Hecht not only bucked the big studios, he was a tremendous success at it. Many of his films, like “Crimson Pirate” in 1952 and the critically acclaimed “Sweet Smell of Success” in 1957, starred his longtime friend and partner Burt Lancaster, whom Hecht met in 1946 while working as an agent in New York. Shortly thereafter the two formed their own production company.
Hecht and Lancaster, with an additional partner, producer James Hill, produced a number of commercial hits, including “The Crimson Pirate,” a spoof of the swashbuckling film genre, but it was “Marty,” the stark and poignant story of a 34-year-old Brooklyn butcher who felt he was too ugly to find love, that brought Hecht his greatest success.

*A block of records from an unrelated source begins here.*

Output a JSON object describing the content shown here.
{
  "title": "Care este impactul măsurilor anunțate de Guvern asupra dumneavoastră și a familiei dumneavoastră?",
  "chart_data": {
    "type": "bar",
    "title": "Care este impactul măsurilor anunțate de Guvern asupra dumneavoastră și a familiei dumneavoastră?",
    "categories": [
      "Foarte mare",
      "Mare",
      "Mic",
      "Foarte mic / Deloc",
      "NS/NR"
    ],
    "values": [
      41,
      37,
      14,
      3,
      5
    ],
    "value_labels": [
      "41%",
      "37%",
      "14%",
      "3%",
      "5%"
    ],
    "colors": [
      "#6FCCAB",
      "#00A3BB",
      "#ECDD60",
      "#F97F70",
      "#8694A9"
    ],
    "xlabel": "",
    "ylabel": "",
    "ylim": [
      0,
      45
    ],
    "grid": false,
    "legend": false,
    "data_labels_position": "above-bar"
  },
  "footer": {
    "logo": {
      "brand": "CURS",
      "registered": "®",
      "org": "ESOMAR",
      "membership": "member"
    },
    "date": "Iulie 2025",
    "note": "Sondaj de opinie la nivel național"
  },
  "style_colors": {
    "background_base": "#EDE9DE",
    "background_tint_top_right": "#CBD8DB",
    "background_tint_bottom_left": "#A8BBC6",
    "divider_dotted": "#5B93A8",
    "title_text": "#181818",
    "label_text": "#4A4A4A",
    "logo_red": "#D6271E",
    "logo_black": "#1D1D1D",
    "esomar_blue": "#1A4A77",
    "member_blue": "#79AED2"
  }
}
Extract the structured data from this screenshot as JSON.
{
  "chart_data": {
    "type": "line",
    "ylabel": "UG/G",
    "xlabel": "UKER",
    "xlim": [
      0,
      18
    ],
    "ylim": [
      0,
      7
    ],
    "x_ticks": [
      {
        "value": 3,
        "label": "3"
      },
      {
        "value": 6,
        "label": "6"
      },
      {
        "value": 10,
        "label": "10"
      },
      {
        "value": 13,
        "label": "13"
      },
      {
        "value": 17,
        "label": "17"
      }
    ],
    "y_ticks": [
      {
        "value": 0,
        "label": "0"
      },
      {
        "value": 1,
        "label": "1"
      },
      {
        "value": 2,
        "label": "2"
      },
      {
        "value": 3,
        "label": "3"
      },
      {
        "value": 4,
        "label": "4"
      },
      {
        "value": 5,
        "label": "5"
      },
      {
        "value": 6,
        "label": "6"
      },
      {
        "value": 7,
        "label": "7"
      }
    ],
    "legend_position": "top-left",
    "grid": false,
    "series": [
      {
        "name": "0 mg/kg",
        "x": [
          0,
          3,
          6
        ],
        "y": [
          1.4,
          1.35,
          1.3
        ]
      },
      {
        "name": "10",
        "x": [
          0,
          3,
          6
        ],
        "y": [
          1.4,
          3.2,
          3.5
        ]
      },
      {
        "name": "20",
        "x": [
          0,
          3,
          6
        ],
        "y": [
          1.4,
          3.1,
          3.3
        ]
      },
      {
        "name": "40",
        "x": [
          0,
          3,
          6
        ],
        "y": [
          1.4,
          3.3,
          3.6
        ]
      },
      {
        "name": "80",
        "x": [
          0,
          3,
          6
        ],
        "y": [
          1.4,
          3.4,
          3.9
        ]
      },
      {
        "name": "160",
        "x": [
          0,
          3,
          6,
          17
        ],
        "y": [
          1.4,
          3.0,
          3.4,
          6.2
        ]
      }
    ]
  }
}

Translated to film from its original television version, the Paddy Chayefsky play was a daring, new approach for the movies--a simple, riveting look at the lives of ordinary people starring unknown New York actors.
The film won four Academy Awards in l955, including best picture. Oscars also went to Chayefsky for his screenplay, Delbert Mann for directing, and a best actor Oscar went to an unknown former pipefitter named Ernest Borgnine.
Born in New York on June 1, l907, Hecht joined the American Laboratory Theater at age 16. He later appeared as a dancer and actor with the Metropolitan Opera and the Martha Graham dance companies.
Hecht came to Hollywood in the early 1930s, where with the help of friend Busby Berkeley, he became a dance director, working on classics like the Marx Brothers’ “Horse Feathers” and Mae West’s “She Done Him Wrong.”
After a brief World War II Army stint, Hecht returned to New York and became a literary agent, later broadening his clientele to include actors and directors, and finally enlisting Lancaster in his real dream: independent film production.
Their company opened a new era in Hollywood film making: controlling every aspect of the movie process from securing a property, to working with writers, selecting actors and, finally, editing, marketing and publicity.
In the mid-l960s, however, increased production costs forced the company to disband. “We lost the luxury of being able to take our time,” Lancaster said.
Hecht kept on producing, and in 1965 made “Cat Ballou.” In that picture, Lee Marvin won a best actor Oscar for his dual role and was firmly established as a movie star.
Memorial services will be held Thursday at 2 p.m. at Westwood Memorial Park.